Berufswahl: Wie kann ich mein Kind unterstützen?

Bewerte diesen Artikel

 

Berufswahl: Wie kann ich mein Kind unterstützen?

In der heutigen Zeit ist es sicher nicht einfach, sich von vorneherein über sein berufliches Ziel im Klaren zu sein. Daher sind Eltern bei diesem Thema wertvolle Ansprechpersonen für den Nachwuchs. Sie stehen meist mit beiden Beinen im Berufsalltag und verfügen über eine grosse Portion Lebenserfahrung. Doch die Rolle des «Berufsberaters» ist für Eltern eine sehr schwierige, besonders wenn der/die heranwachsende Jugendliche noch so gar keine Vorstellung davon hat, was er/sie von der beruflichen Zukunft erwartet. Was also tun?

Eltern als Berufsberater

Stehen Eltern ihrem Nachwuchs berufsberatend zur Seite, so werden sie im Laufe dieser Zeit viele Rollen inne haben: Motivator, Trainer, Tröster, Begleiter, Antreiber und auch Vertrauensperson. Setzen Sie sich als erstes gemeinsam an einen Tisch, und reden Sie in Ruhe mit Ihrem Kind über seine/ihre Berufsvorstellungen. Worin liegen die besonderen Talente des Nachwuchses? Hat er/sie sich schon eigenen Gedanken zu diesem Thema gemacht? Gibt es vielleicht schon konkrete Vorstellungen von der Zukunft? Möchte das Kind nach absolvierter Schulbildung möglicherweise doch studieren? Oder eine Lehrstelle annehmen? Natürlich kann es vorkommen, dass Eltern und Kinder bei der Berufswahl nicht von vorneherein in die gleiche Richtung blicken. Daher ist es wichtig, sich mit den Wünschen des anderen auseinanderzusetzen.

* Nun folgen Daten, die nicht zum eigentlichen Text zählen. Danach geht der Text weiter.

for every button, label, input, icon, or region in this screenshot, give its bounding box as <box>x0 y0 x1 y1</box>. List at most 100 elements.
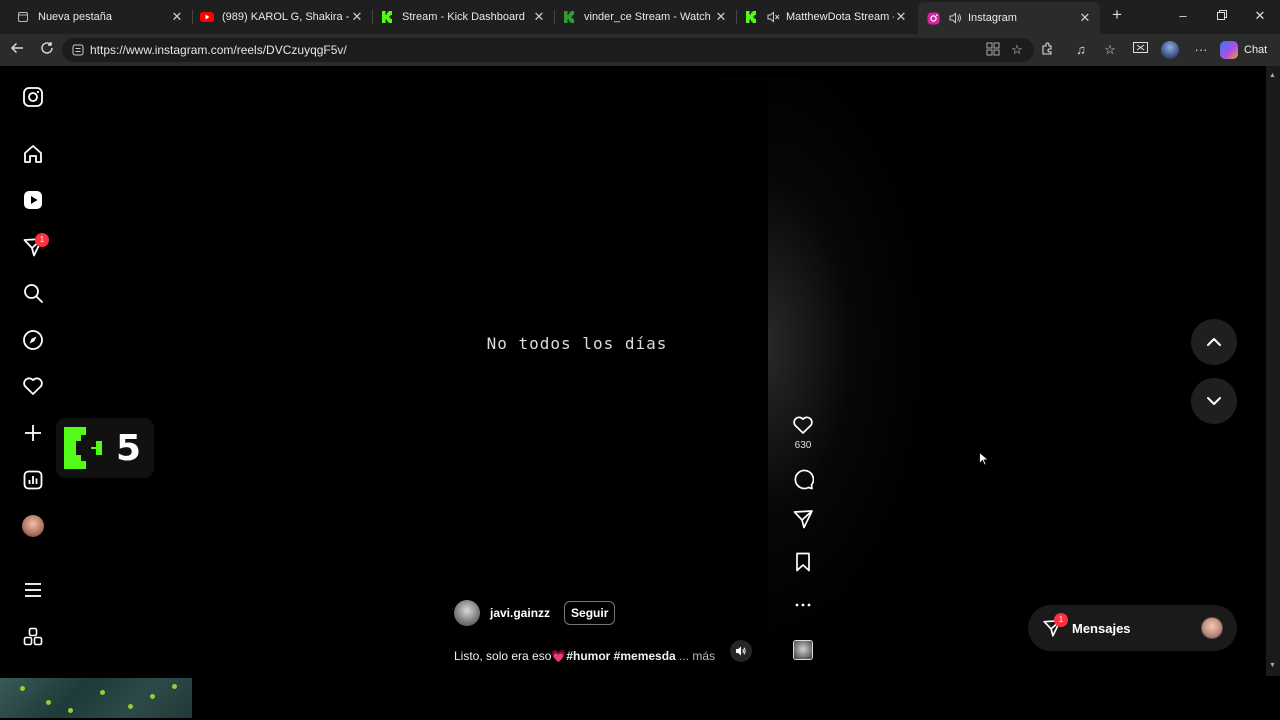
reels-icon[interactable] <box>22 189 44 211</box>
restore-button[interactable] <box>1207 8 1237 23</box>
author-avatar[interactable] <box>454 600 480 626</box>
minimap-marker <box>20 686 25 691</box>
reel-caption: Listo, solo era eso💗#humor #memesda ... … <box>454 649 715 662</box>
more-options-icon[interactable] <box>792 594 814 616</box>
mouse-cursor-icon <box>979 452 989 466</box>
tab-youtube[interactable]: (989) KAROL G, Shakira - TQG ✕ <box>192 4 372 30</box>
contact-avatar <box>1201 617 1223 639</box>
copilot-icon <box>1220 41 1238 59</box>
speaker-icon <box>736 646 746 656</box>
kick-icon <box>744 10 758 24</box>
game-minimap <box>0 678 192 718</box>
tab-label: (989) KAROL G, Shakira - TQG <box>222 11 350 23</box>
home-icon[interactable] <box>22 143 44 165</box>
reel-overlay-text: No todos los días <box>486 334 668 353</box>
previous-reel-button[interactable] <box>1191 319 1237 365</box>
address-bar-row: https://www.instagram.com/reels/DVCzuyqg… <box>0 34 1280 66</box>
notification-badge: 1 <box>35 233 49 247</box>
also-from-meta-icon[interactable] <box>22 626 44 648</box>
messages-label: Mensajes <box>1072 620 1131 636</box>
tab-vinder-stream[interactable]: vinder_ce Stream - Watch Live ✕ <box>554 4 736 30</box>
media-control-icon[interactable]: ♫ <box>1073 42 1089 58</box>
kick-logo-icon <box>64 427 102 469</box>
dashboard-icon[interactable] <box>22 469 44 491</box>
audio-toggle-button[interactable] <box>730 640 752 662</box>
comment-icon[interactable] <box>792 468 815 490</box>
kick-icon <box>380 10 394 24</box>
heart-icon[interactable] <box>22 375 44 397</box>
kick-icon <box>562 10 576 24</box>
tab-label: Instagram <box>968 12 1017 24</box>
tab-matthewdota-stream[interactable]: MatthewDota Stream - W ✕ <box>736 4 916 30</box>
tab-new-tab[interactable]: Nueva pestaña ✕ <box>8 4 192 30</box>
explore-icon[interactable] <box>22 329 44 351</box>
messages-button[interactable]: 1 Mensajes <box>1028 605 1237 651</box>
original-audio-thumbnail[interactable] <box>793 640 813 660</box>
minimap-marker <box>150 694 155 699</box>
caption-hashtags[interactable]: #humor #memesda <box>566 649 675 662</box>
caption-more-link[interactable]: ... más <box>679 649 715 662</box>
new-tab-button[interactable]: + <box>1102 5 1132 25</box>
close-icon[interactable]: ✕ <box>894 9 908 25</box>
tab-label: Nueva pestaña <box>38 11 112 23</box>
instagram-sidebar: 1 <box>4 66 64 676</box>
minimap-marker <box>100 690 105 695</box>
reel-author-row: javi.gainzz Seguir <box>454 600 616 626</box>
like-heart-icon[interactable] <box>792 414 814 436</box>
reel-video[interactable]: No todos los días javi.gainzz Seguir Lis… <box>440 80 768 662</box>
caption-text: Listo, solo era eso <box>454 649 552 662</box>
site-info-icon[interactable] <box>72 44 84 56</box>
search-icon[interactable] <box>22 282 44 304</box>
minimap-marker <box>172 684 177 689</box>
chat-label: Chat <box>1244 44 1268 56</box>
favorite-star-icon[interactable]: ☆ <box>1009 42 1025 58</box>
close-icon[interactable]: ✕ <box>714 9 728 25</box>
share-icon[interactable] <box>792 508 814 530</box>
close-icon[interactable]: ✕ <box>532 9 546 25</box>
like-count: 630 <box>794 440 812 451</box>
url-field[interactable]: https://www.instagram.com/reels/DVCzuyqg… <box>62 38 1034 62</box>
instagram-logo-icon[interactable] <box>22 86 44 108</box>
create-plus-icon[interactable] <box>22 422 44 444</box>
profile-avatar[interactable] <box>22 515 44 537</box>
tab-kick-dashboard[interactable]: Stream - Kick Dashboard ✕ <box>372 4 554 30</box>
caption-emoji: 💗 <box>551 649 567 662</box>
more-menu-icon[interactable]: ··· <box>1193 42 1209 58</box>
back-button[interactable] <box>8 41 26 59</box>
scroll-up-arrow-icon[interactable]: ▲ <box>1269 72 1276 79</box>
close-icon[interactable]: ✕ <box>1078 10 1092 26</box>
reel-actions: 630 <box>788 66 818 676</box>
bottom-strip <box>0 676 1280 720</box>
next-reel-button[interactable] <box>1191 378 1237 424</box>
viewer-count: 5 <box>116 427 142 469</box>
page-scrollbar[interactable]: ▲ ▼ <box>1266 66 1280 676</box>
close-icon[interactable]: ✕ <box>170 9 184 25</box>
screenshot-icon[interactable] <box>1132 42 1148 58</box>
youtube-icon <box>200 10 214 24</box>
page-icon <box>16 10 30 24</box>
instagram-icon <box>926 11 940 25</box>
close-window-button[interactable]: ✕ <box>1245 8 1275 24</box>
author-username[interactable]: javi.gainzz <box>490 606 550 620</box>
minimap-marker <box>128 704 133 709</box>
copilot-chat-button[interactable]: Chat <box>1220 39 1267 61</box>
follow-button[interactable]: Seguir <box>564 601 616 625</box>
close-icon[interactable]: ✕ <box>350 9 364 25</box>
save-bookmark-icon[interactable] <box>792 551 814 573</box>
reload-button[interactable] <box>38 41 56 59</box>
extensions-icon[interactable] <box>1039 42 1055 58</box>
scroll-down-arrow-icon[interactable]: ▼ <box>1269 662 1276 669</box>
tab-instagram[interactable]: Instagram ✕ <box>918 2 1100 34</box>
profile-avatar[interactable] <box>1161 41 1179 59</box>
favorites-icon[interactable]: ☆ <box>1102 42 1118 58</box>
kick-viewer-overlay: 5 <box>56 418 154 478</box>
app-available-icon[interactable] <box>985 42 1001 58</box>
minimize-button[interactable]: – <box>1168 8 1198 23</box>
more-menu-icon[interactable] <box>22 579 44 601</box>
messages-badge: 1 <box>1054 613 1068 627</box>
speaker-icon[interactable] <box>948 11 962 25</box>
muted-speaker-icon[interactable] <box>766 10 780 24</box>
tab-label: MatthewDota Stream - W <box>786 11 894 23</box>
instagram-page: 1 5 No todos los días javi.gainzz Seguir… <box>4 66 1266 676</box>
tab-label: Stream - Kick Dashboard <box>402 11 525 23</box>
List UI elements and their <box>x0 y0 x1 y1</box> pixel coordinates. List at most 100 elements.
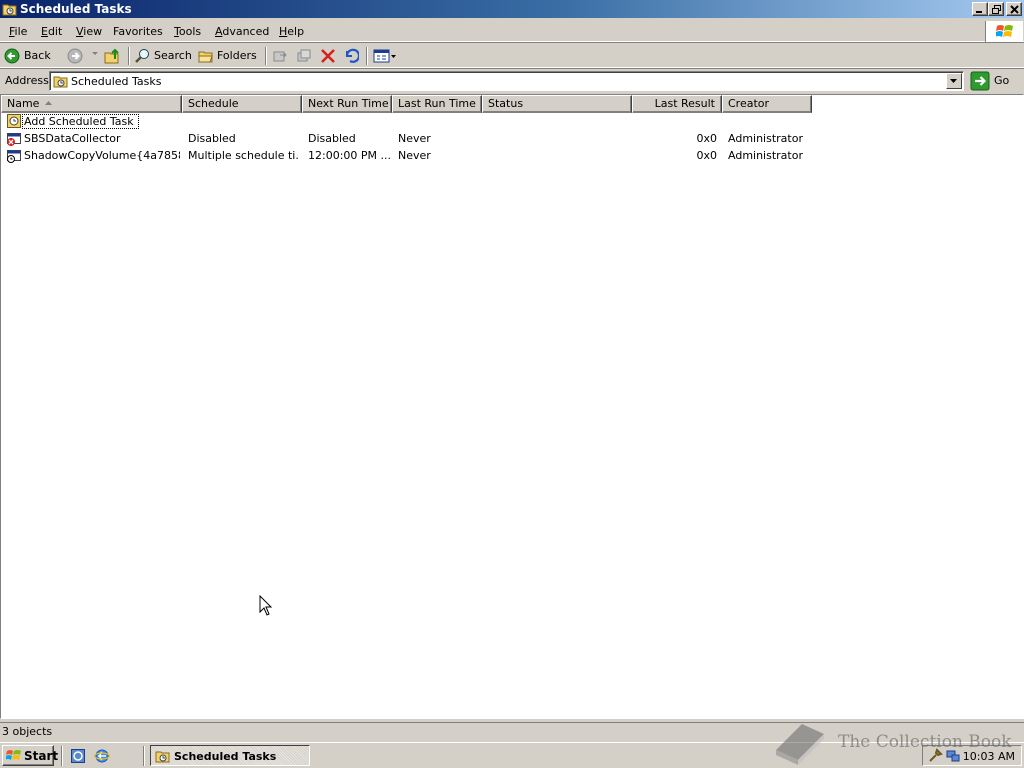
address-dropdown-button[interactable] <box>946 73 962 89</box>
back-label: Back <box>24 49 51 62</box>
views-button[interactable] <box>373 47 399 65</box>
back-button[interactable]: Back <box>4 47 54 65</box>
internet-explorer-icon[interactable] <box>94 748 110 764</box>
title-bar[interactable]: Scheduled Tasks <box>0 0 1024 18</box>
minimize-icon <box>976 11 982 13</box>
scheduled-tasks-folder-icon <box>53 76 68 88</box>
menu-view[interactable]: View <box>76 25 102 38</box>
taskbar-button-label: Scheduled Tasks <box>174 750 277 763</box>
list-item-add-scheduled-task[interactable]: Add Scheduled Task <box>1 113 1023 130</box>
scheduled-task-icon <box>7 150 21 163</box>
column-header-row: Name Schedule Next Run Time Last Run Tim… <box>1 95 1023 113</box>
back-arrow-icon <box>4 48 20 64</box>
go-button[interactable]: Go <box>970 71 1020 91</box>
task-creator: Administrator <box>728 149 803 162</box>
search-button[interactable]: Search <box>135 47 192 65</box>
forward-arrow-icon <box>67 48 83 64</box>
toolbar: Back Search Folders <box>0 44 1024 99</box>
taskbar-button-scheduled-tasks[interactable]: Scheduled Tasks <box>150 745 310 766</box>
menu-tools[interactable]: Tools <box>174 25 201 38</box>
delete-x-icon <box>321 49 335 63</box>
forward-dropdown-icon[interactable] <box>92 52 98 56</box>
task-name: Add Scheduled Task <box>22 114 139 129</box>
task-next-run-time: Disabled <box>308 132 356 145</box>
table-row[interactable]: SBSDataCollector Disabled Disabled Never… <box>1 130 1023 147</box>
sort-ascending-icon <box>45 101 52 105</box>
address-combobox[interactable]: Scheduled Tasks <box>49 71 964 91</box>
menu-favorites[interactable]: Favorites <box>113 25 163 38</box>
menu-file[interactable]: File <box>9 25 27 38</box>
task-schedule: Disabled <box>188 132 236 145</box>
copy-to-button[interactable] <box>296 47 314 65</box>
task-list-view[interactable]: Name Schedule Next Run Time Last Run Tim… <box>0 94 1024 719</box>
task-name: SBSDataCollector <box>24 132 121 145</box>
mouse-cursor-icon <box>259 595 273 616</box>
move-to-button[interactable] <box>272 47 290 65</box>
menu-edit[interactable]: Edit <box>41 25 62 38</box>
search-icon <box>135 49 149 63</box>
toolbar-separator <box>128 47 130 65</box>
column-header-schedule[interactable]: Schedule <box>182 95 302 113</box>
folders-label: Folders <box>217 49 257 62</box>
column-header-name[interactable]: Name <box>1 95 182 113</box>
go-arrow-icon <box>970 71 990 91</box>
task-schedule: Multiple schedule ti... <box>188 149 300 162</box>
restore-button[interactable] <box>988 2 1004 16</box>
menu-bar: File Edit View Favorites Tools Advanced … <box>0 20 1024 42</box>
task-last-run-time: Never <box>398 132 431 145</box>
task-next-run-time: 12:00:00 PM ... <box>308 149 390 162</box>
address-label: Address <box>5 74 49 87</box>
column-header-last-run-time[interactable]: Last Run Time <box>392 95 482 113</box>
restore-icon <box>992 5 1001 14</box>
menu-advanced[interactable]: Advanced <box>215 25 269 38</box>
toolbar-separator <box>265 47 267 65</box>
taskbar-separator <box>143 746 145 766</box>
toolbar-separator <box>366 47 368 65</box>
move-to-icon <box>273 51 287 62</box>
task-last-result: 0x0 <box>696 132 717 145</box>
scheduled-tasks-folder-icon <box>2 4 17 16</box>
up-folder-icon <box>104 48 119 64</box>
address-value[interactable]: Scheduled Tasks <box>71 75 162 88</box>
server-management-icon[interactable] <box>70 748 86 764</box>
forward-button[interactable] <box>67 47 87 65</box>
close-icon <box>1010 5 1019 14</box>
taskbar-separator <box>61 746 63 766</box>
menu-help[interactable]: Help <box>279 25 304 38</box>
minimize-button[interactable] <box>972 2 988 16</box>
folders-button[interactable]: Folders <box>198 47 258 65</box>
chevron-down-icon <box>950 79 957 83</box>
add-task-icon <box>7 114 21 128</box>
start-button[interactable]: Start <box>2 745 58 766</box>
go-label: Go <box>994 74 1010 87</box>
search-label: Search <box>154 49 192 62</box>
delete-button[interactable] <box>320 47 338 65</box>
address-bar: Address Scheduled Tasks Go <box>0 70 1024 92</box>
folders-icon <box>198 51 213 63</box>
task-creator: Administrator <box>728 132 803 145</box>
up-folder-button[interactable] <box>104 47 124 65</box>
undo-button[interactable] <box>343 47 361 65</box>
column-header-next-run-time[interactable]: Next Run Time <box>302 95 392 113</box>
column-header-creator[interactable]: Creator <box>722 95 812 113</box>
windows-logo <box>985 21 1023 42</box>
table-row[interactable]: ShadowCopyVolume{4a78584... Multiple sch… <box>1 147 1023 164</box>
task-last-result: 0x0 <box>696 149 717 162</box>
start-label: Start <box>24 749 59 763</box>
task-last-run-time: Never <box>398 149 431 162</box>
book-logo-icon <box>776 724 824 765</box>
watermark: The Collection Book <box>770 718 1020 768</box>
column-header-status[interactable]: Status <box>482 95 632 113</box>
close-button[interactable] <box>1006 2 1022 16</box>
copy-to-icon <box>297 49 311 62</box>
watermark-text: The Collection Book <box>838 732 1012 752</box>
task-name: ShadowCopyVolume{4a78584... <box>24 149 180 162</box>
views-icon <box>373 49 396 63</box>
disabled-task-icon <box>7 133 21 146</box>
undo-icon <box>345 48 359 63</box>
status-object-count: 3 objects <box>2 725 53 738</box>
window-title: Scheduled Tasks <box>20 2 132 16</box>
windows-flag-icon <box>6 750 21 760</box>
column-header-last-result[interactable]: Last Result <box>632 95 722 113</box>
scheduled-tasks-folder-icon <box>155 751 170 763</box>
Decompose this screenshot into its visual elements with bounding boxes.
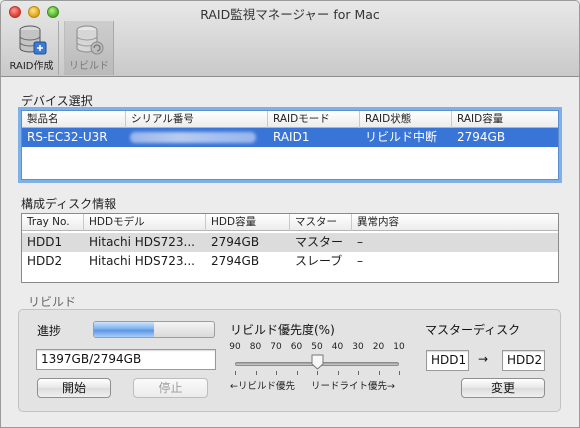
device-table[interactable]: 製品名 シリアル番号 RAIDモード RAID状態 RAID容量 RS-EC32… <box>21 110 559 180</box>
priority-tick-mark <box>255 371 257 375</box>
rebuild-section-title: リビルド <box>28 295 77 309</box>
disk-stack-create-icon <box>19 25 46 55</box>
disk-capacity-cell: 2794GB <box>211 235 260 249</box>
rebuild-group: 進捗 1397GB/2794GB 開始 停止 リビルド優先度(%) 90 80 70… <box>18 309 561 412</box>
master-from-field[interactable]: HDD1 <box>426 350 469 371</box>
blurred-serial-redaction <box>130 132 256 143</box>
priority-tick-mark <box>296 371 298 375</box>
rebuild-toolbar-button[interactable]: リビルド <box>64 21 114 75</box>
master-to-field[interactable]: HDD2 <box>502 350 545 371</box>
column-header-raid-mode[interactable]: RAIDモード <box>268 111 360 128</box>
priority-tick-mark <box>235 371 236 375</box>
column-header-error[interactable]: 異常内容 <box>352 214 558 231</box>
device-table-header: 製品名 シリアル番号 RAIDモード RAID状態 RAID容量 <box>22 111 558 128</box>
column-header-tray[interactable]: Tray No. <box>22 214 84 231</box>
disk-tray-cell: HDD2 <box>27 254 63 268</box>
disk-model-cell: Hitachi HDS723... <box>89 254 195 268</box>
disk-capacity-cell: 2794GB <box>211 254 260 268</box>
priority-tick-mark <box>317 371 318 375</box>
priority-tick-label: 80 <box>249 342 262 352</box>
app-window: RAID監視マネージャー for Mac RAID作成 リビルド デバイス選択 … <box>0 0 580 428</box>
priority-tick-label: 20 <box>372 342 385 352</box>
column-header-product[interactable]: 製品名 <box>22 111 126 128</box>
priority-tick-label: 40 <box>331 342 344 352</box>
priority-tick-label: 90 <box>229 342 241 352</box>
disk-model-cell: Hitachi HDS723... <box>89 235 195 249</box>
column-header-hdd-capacity[interactable]: HDD容量 <box>206 214 290 231</box>
master-disk-label: マスターディスク <box>425 323 521 337</box>
column-header-serial[interactable]: シリアル番号 <box>126 111 268 128</box>
device-row[interactable]: RS-EC32-U3R RAID1 リビルド中断 2794GB <box>22 128 558 147</box>
disk-section-title: 構成ディスク情報 <box>21 197 117 211</box>
disk-table-header: Tray No. HDDモデル HDD容量 マスター 異常内容 <box>22 214 558 231</box>
change-master-button[interactable]: 変更 <box>461 378 545 398</box>
disk-role-cell: マスター <box>295 235 344 249</box>
progress-text-field[interactable]: 1397GB/2794GB <box>36 349 216 370</box>
priority-right-caption: リードライト優先→ <box>311 381 395 392</box>
priority-tick-label: 10 <box>393 342 405 352</box>
progress-label: 進捗 <box>37 324 62 338</box>
disk-row[interactable]: HDD2 Hitachi HDS723... 2794GB スレーブ – <box>22 252 558 271</box>
column-header-raid-status[interactable]: RAID状態 <box>360 111 452 128</box>
disk-table[interactable]: Tray No. HDDモデル HDD容量 マスター 異常内容 HDD1 Hit… <box>21 213 559 283</box>
priority-tick-mark <box>358 371 359 375</box>
raid-create-label: RAID作成 <box>9 61 54 72</box>
priority-tick-mark <box>276 371 277 375</box>
disk-row[interactable]: HDD1 Hitachi HDS723... 2794GB マスター – <box>22 233 558 252</box>
column-header-master[interactable]: マスター <box>290 214 352 231</box>
disk-error-cell: – <box>357 235 363 249</box>
priority-tick-labels: 90 80 70 60 50 40 30 20 10 <box>229 342 409 354</box>
title-bar: RAID監視マネージャー for Mac RAID作成 リビルド <box>1 1 579 77</box>
priority-tick-mark <box>337 371 339 375</box>
disk-error-cell: – <box>357 254 363 268</box>
device-raid-mode-cell: RAID1 <box>273 130 310 144</box>
priority-tick-mark <box>378 371 380 375</box>
priority-left-caption: ←リビルド優先 <box>230 381 295 392</box>
device-capacity-cell: 2794GB <box>457 130 506 144</box>
priority-tick-label: 30 <box>352 342 364 352</box>
column-header-hdd-model[interactable]: HDDモデル <box>84 214 206 231</box>
start-button[interactable]: 開始 <box>37 378 111 398</box>
master-swap-arrow: → <box>478 352 489 366</box>
disk-stack-rebuild-icon <box>76 25 104 55</box>
rebuild-progress-fill <box>94 322 154 337</box>
rebuild-progress-bar <box>93 321 215 338</box>
device-raid-status-cell: リビルド中断 <box>365 130 438 144</box>
stop-button[interactable]: 停止 <box>133 378 208 398</box>
priority-label: リビルド優先度(%) <box>230 323 335 337</box>
device-section-title: デバイス選択 <box>21 94 93 108</box>
disk-role-cell: スレーブ <box>295 254 343 268</box>
priority-tick-mark <box>399 371 400 375</box>
rebuild-toolbar-label: リビルド <box>69 61 109 72</box>
priority-slider-knob[interactable] <box>311 354 324 370</box>
raid-create-toolbar-button[interactable]: RAID作成 <box>5 21 59 75</box>
column-header-raid-capacity[interactable]: RAID容量 <box>452 111 558 128</box>
priority-tick-label: 70 <box>270 342 282 352</box>
priority-tick-label: 60 <box>290 342 303 352</box>
disk-tray-cell: HDD1 <box>27 235 63 249</box>
device-product-cell: RS-EC32-U3R <box>27 130 108 144</box>
priority-tick-label: 50 <box>311 342 323 352</box>
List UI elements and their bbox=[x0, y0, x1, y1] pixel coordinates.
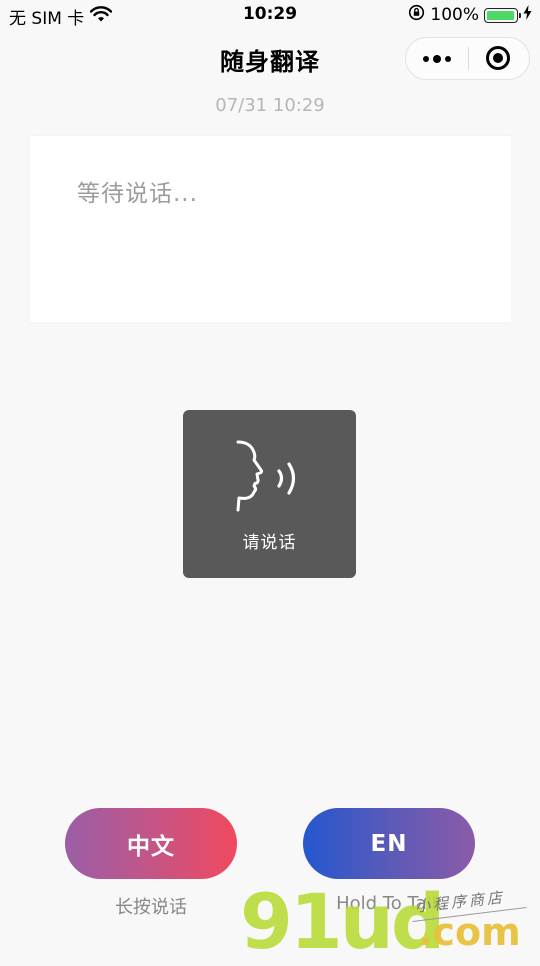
timestamp: 07/31 10:29 bbox=[215, 95, 325, 116]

Mein Kind hat noch gar keine Vorstellung! Kann ich helfen?

Die Suche nach dem geeigneten Berufsziel kann einen langen und schwierigen Prozess bedeuten. Eltern können auch hilfreich zur Seite stehen, wenn das Kind noch über gar keine eigenen Berufsvorstellungen verfügt: mit viel Vertrauen, welches dem Nachwuchs Stärke übermittelt! Lassen Sie sich nicht entmutigen! Suchen Sie mit Ihrem Sohn/Ihrer Tochter den Dialog und versuchen Sie, seine/ihre Interessen und Fähigkeiten herauszuhören. Sehen Sie Ihre Position als die eines Ratgebers und seien Sie auf der Suche nach einem geeigneten Praktikum hilfreich. Auf diese Weise kann der Nachwuchs schon mal in eine Sparte «hinein schnuppern». Ausserdem können Verwandte, Bekannte, Freunde oder auch das Internet praktische Tipps liefern. In vielen Schulen werden zudem Berufsberatungen angeboten.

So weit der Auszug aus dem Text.